In the high-priced Bay Area, even some households that bring in six figures a year can now be considered “low income.”
That’s according to the U.S. Department of Housing and Urban Development, which recently released its 2017 income limits, a threshold that determines who can qualify for affordable and subsidized housing programs such as Section 8 vouchers.
San Francisco and San Mateo counties have the highest limits in the Bay Area, and among the highest such numbers in the country. A family of four with an income of $105,350 per year is considered “low income.”
A $65,800 annual income is considered “very low” for a family the same size, and $39,500 is “extremely low.” The median income for those areas is $115,300.
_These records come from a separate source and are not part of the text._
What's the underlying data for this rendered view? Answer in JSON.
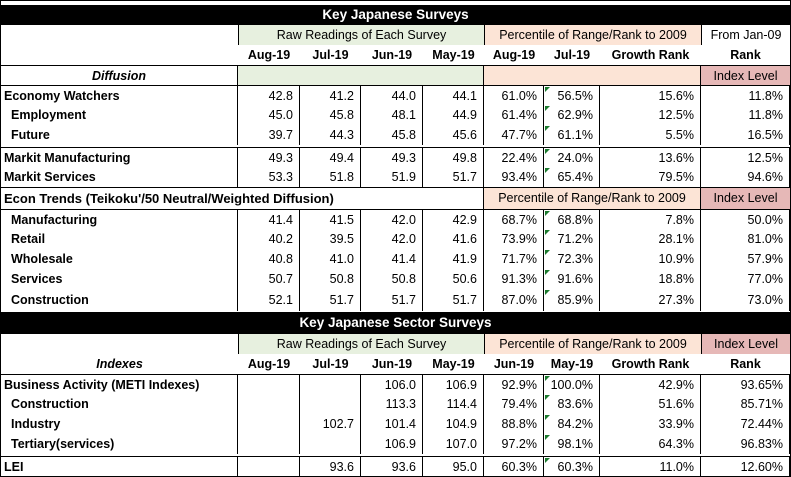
{
  "title1": "Key Japanese Surveys",
  "title2": "Key Japanese Sector Surveys",
  "hdr": {
    "raw": "Raw Readings of Each Survey",
    "pct": "Percentile of Range/Rank to 2009",
    "from": "From Jan-09",
    "growth_rank": "Growth Rank",
    "rank": "Rank",
    "index_level": "Index Level"
  },
  "cols1": [
    "Aug-19",
    "Jul-19",
    "Jun-19",
    "May-19",
    "Aug-19",
    "Jul-19"
  ],
  "cols2": [
    "Aug-19",
    "Jul-19",
    "Jun-19",
    "May-19",
    "Jun-19",
    "May-19"
  ],
  "diffusion": "Diffusion",
  "indexes": "Indexes",
  "econ_trends": "Econ Trends (Teikoku'/50 Neutral/Weighted Diffusion)",
  "s1": [
    {
      "label": "Economy Watchers",
      "v": [
        "42.8",
        "41.2",
        "44.0",
        "44.1",
        "61.0%",
        "56.5%",
        "15.6%",
        "11.8%"
      ]
    },
    {
      "label": "Employment",
      "v": [
        "45.0",
        "45.8",
        "48.1",
        "44.9",
        "61.4%",
        "62.9%",
        "12.5%",
        "11.8%"
      ]
    },
    {
      "label": "Future",
      "v": [
        "39.7",
        "44.3",
        "45.8",
        "45.6",
        "47.7%",
        "61.1%",
        "5.5%",
        "16.5%"
      ]
    },
    {
      "label": "Markit Manufacturing",
      "v": [
        "49.3",
        "49.4",
        "49.3",
        "49.8",
        "22.4%",
        "24.0%",
        "13.6%",
        "12.5%"
      ]
    },
    {
      "label": "Markit Services",
      "v": [
        "53.3",
        "51.8",
        "51.9",
        "51.7",
        "93.4%",
        "65.4%",
        "79.5%",
        "94.6%"
      ]
    }
  ],
  "s2": [
    {
      "label": "Manufacturing",
      "v": [
        "41.4",
        "41.5",
        "42.0",
        "42.9",
        "68.7%",
        "68.8%",
        "7.8%",
        "50.0%"
      ]
    },
    {
      "label": "Retail",
      "v": [
        "40.2",
        "39.5",
        "42.0",
        "41.6",
        "73.9%",
        "71.2%",
        "28.1%",
        "81.0%"
      ]
    },
    {
      "label": "Wholesale",
      "v": [
        "40.8",
        "41.0",
        "41.4",
        "41.9",
        "71.7%",
        "72.3%",
        "10.9%",
        "57.9%"
      ]
    },
    {
      "label": "Services",
      "v": [
        "50.7",
        "50.8",
        "50.8",
        "50.6",
        "91.3%",
        "91.6%",
        "18.8%",
        "77.0%"
      ]
    },
    {
      "label": "Construction",
      "v": [
        "52.1",
        "51.7",
        "51.7",
        "51.7",
        "87.0%",
        "85.9%",
        "27.3%",
        "73.0%"
      ]
    }
  ],
  "s3": [
    {
      "label": "Business Activity (METI Indexes)",
      "v": [
        "",
        "",
        "106.0",
        "106.9",
        "92.9%",
        "100.0%",
        "42.9%",
        "93.65%"
      ]
    },
    {
      "label": "Construction",
      "v": [
        "",
        "",
        "113.3",
        "114.4",
        "79.4%",
        "83.6%",
        "51.6%",
        "85.71%"
      ]
    },
    {
      "label": "Industry",
      "v": [
        "",
        "102.7",
        "101.4",
        "104.9",
        "88.8%",
        "84.2%",
        "33.9%",
        "72.44%"
      ]
    },
    {
      "label": "Tertiary(services)",
      "v": [
        "",
        "",
        "106.9",
        "107.0",
        "97.2%",
        "98.1%",
        "64.3%",
        "96.83%"
      ]
    },
    {
      "label": "LEI",
      "v": [
        "",
        "93.6",
        "93.6",
        "95.0",
        "60.3%",
        "60.3%",
        "11.0%",
        "12.60%"
      ]
    }
  ]
}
Other Bay Area counties are not far behind. In Alameda and Contra Costa counties, $80,400 for a family of four is considered low income, while in Santa Clara County, $84,750 is the low-income threshold for a family of four.
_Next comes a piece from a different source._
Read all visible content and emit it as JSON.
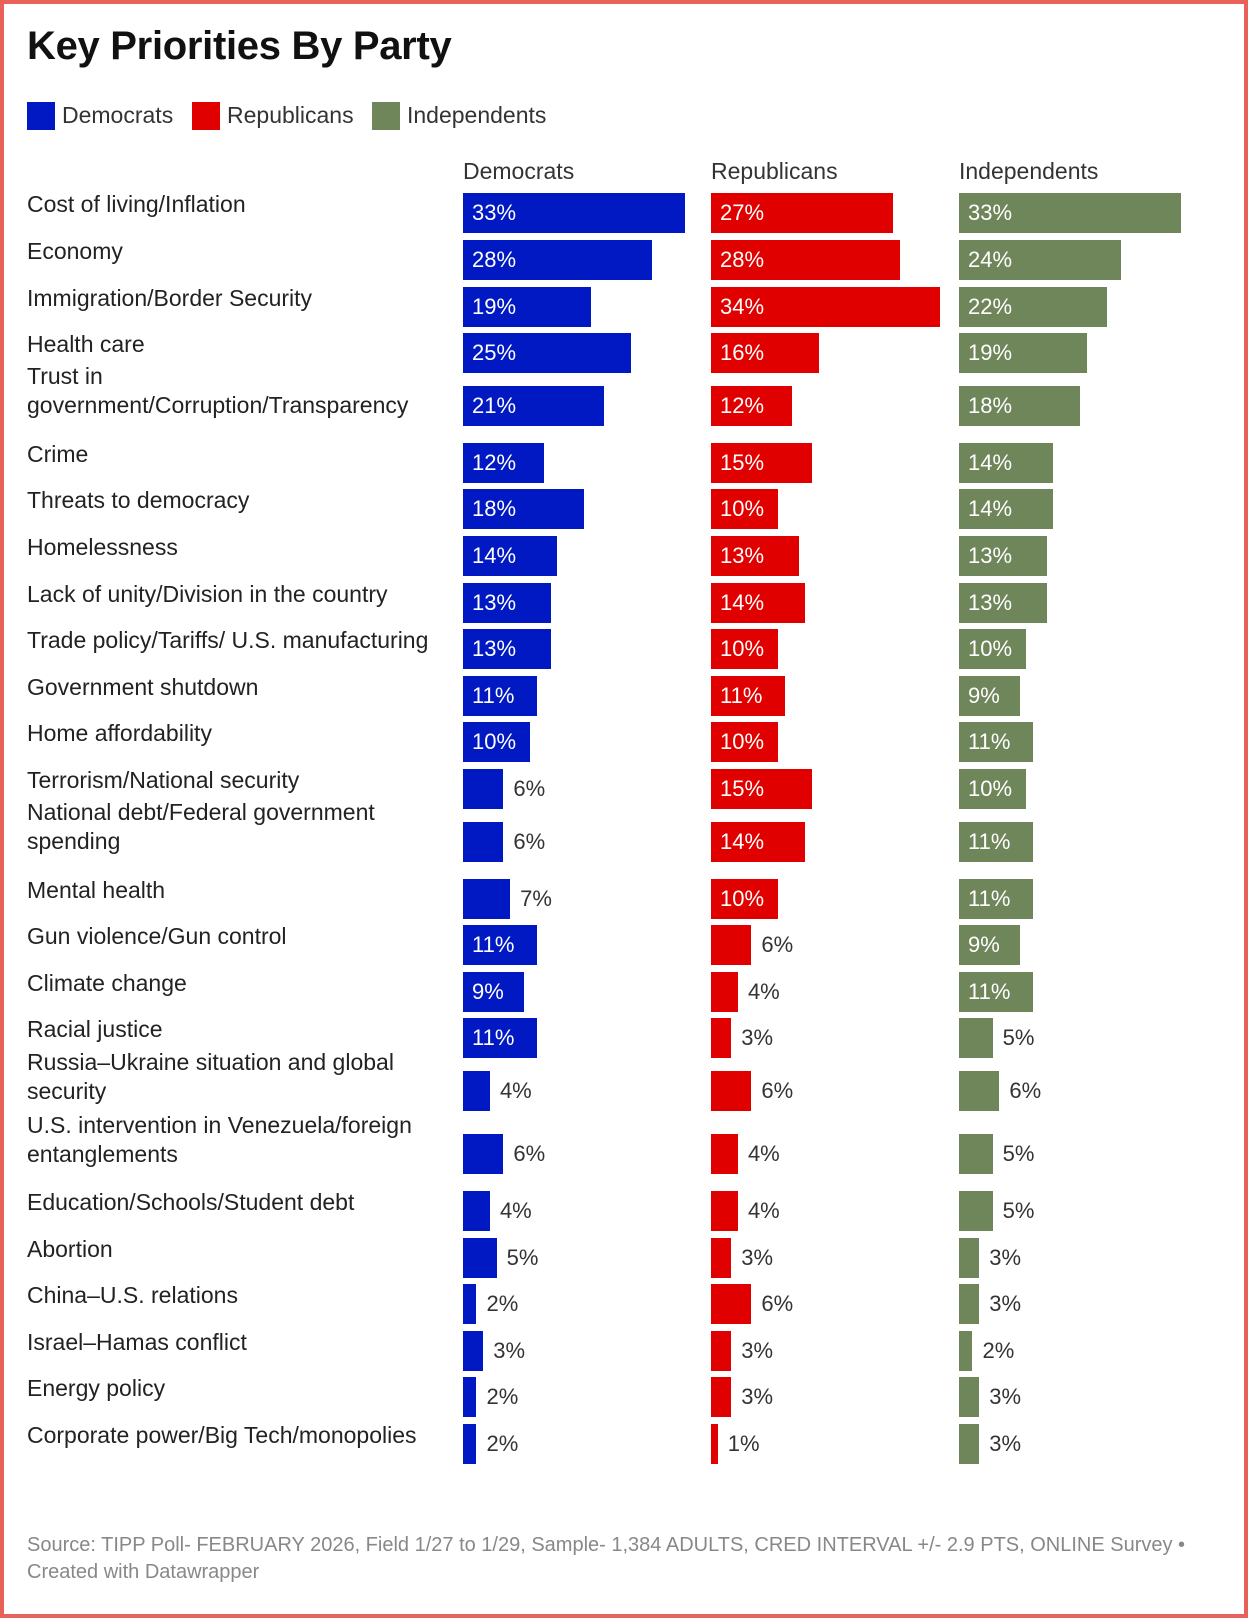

The eye-popping numbers are harsh reality for Demetrio Gonzalez, a Richmond resident with multiple higher education degrees, including a master’s in education, who supports the work of approximately 1,700 educators in West Contra Costa Unified School District in his position as president of the United Teachers of Richmond. With an income of $48,000, it’s a challenge for him to live in the Bay Area. By the time he pays rent for a home he shares with four roommates, including teachers, along with student loans, food, travel, phone and car payments, he has about $300 left each month.